Juiz federal nega habeas corpus e mantém prisão de homem preso na BR-364 após troca de tiros com policiais

O juiz federal Diogo Negrisoli Oliveira, titular na 7ª Vara Federal Criminal na Sessão Judiciária de Rondônia (SJRO), negou pedido de habeas corpus apresentado pelo advogado de Arildo Benfica, 49 anos, que se encontra preso depois de uma troca de tiros com policiais militares na BR-364, em fato ocorrido na manhã de segunda-feira (12/12), durante uma tentativa de incêndio a um ônibus da empresa Eucatur, entre Ouro Preto do Oeste e Jaru.

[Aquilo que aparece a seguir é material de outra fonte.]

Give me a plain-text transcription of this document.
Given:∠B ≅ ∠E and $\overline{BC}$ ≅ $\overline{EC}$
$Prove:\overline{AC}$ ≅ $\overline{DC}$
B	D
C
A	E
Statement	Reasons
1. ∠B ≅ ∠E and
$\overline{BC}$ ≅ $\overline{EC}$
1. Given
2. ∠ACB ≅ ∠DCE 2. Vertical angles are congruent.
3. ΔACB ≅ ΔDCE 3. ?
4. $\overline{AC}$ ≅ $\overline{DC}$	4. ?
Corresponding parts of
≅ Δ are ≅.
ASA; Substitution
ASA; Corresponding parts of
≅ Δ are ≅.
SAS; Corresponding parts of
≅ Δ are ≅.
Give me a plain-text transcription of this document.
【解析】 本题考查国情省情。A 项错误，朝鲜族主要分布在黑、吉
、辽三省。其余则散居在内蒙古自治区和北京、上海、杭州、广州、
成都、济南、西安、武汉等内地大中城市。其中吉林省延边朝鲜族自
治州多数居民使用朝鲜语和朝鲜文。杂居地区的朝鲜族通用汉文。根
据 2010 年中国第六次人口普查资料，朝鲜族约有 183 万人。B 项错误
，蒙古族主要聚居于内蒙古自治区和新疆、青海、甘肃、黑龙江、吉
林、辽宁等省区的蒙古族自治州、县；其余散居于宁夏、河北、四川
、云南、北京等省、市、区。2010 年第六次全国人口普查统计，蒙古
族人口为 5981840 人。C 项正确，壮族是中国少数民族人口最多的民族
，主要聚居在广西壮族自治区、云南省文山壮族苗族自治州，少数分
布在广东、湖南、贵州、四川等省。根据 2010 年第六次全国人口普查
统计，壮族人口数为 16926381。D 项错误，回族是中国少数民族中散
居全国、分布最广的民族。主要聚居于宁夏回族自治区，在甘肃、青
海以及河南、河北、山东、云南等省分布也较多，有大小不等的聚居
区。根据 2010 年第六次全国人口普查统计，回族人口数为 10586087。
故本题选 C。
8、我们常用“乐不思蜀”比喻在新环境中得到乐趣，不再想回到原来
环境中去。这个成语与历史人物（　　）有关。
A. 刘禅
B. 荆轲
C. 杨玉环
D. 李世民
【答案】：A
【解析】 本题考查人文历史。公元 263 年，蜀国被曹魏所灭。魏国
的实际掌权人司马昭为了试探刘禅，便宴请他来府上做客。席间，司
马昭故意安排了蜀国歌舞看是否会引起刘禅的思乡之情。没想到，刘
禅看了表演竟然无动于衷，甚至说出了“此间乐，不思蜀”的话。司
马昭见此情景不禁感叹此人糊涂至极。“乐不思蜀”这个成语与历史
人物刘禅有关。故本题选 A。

Arildo, que tem endereço fixo no município de Teixeirópolis (RO), foi preso em flagrante pela prática dos crimes dos artigos. 329 e 359-M, ambos do Código Penal, e do art. 14 da Lei 10.826/03. A investigação ficará a cargo da Polícia Federal. 

O homem preso em flagrante não teve a audiência de custódia em razão do seu quadro clínico, pois até esta quinta-feira ele ainda estava internado sob custódia em um hospital, mas já recebeu alta e foi encaminhado para uma penitenciaria estadual conforme determinou a Justiça Federal.

 

O suspeito foi atingido no revide policial por um disparo de um fuzil calibre 5.56, que tem o mesmo poder de um fuzil AR-15. A bala atravessou as duas coxas do envolvido que estava na caminhonete, enquanto os outros dois indivíduos que estavam com ele fugiram do cerco policial deixando o veículo para trás.    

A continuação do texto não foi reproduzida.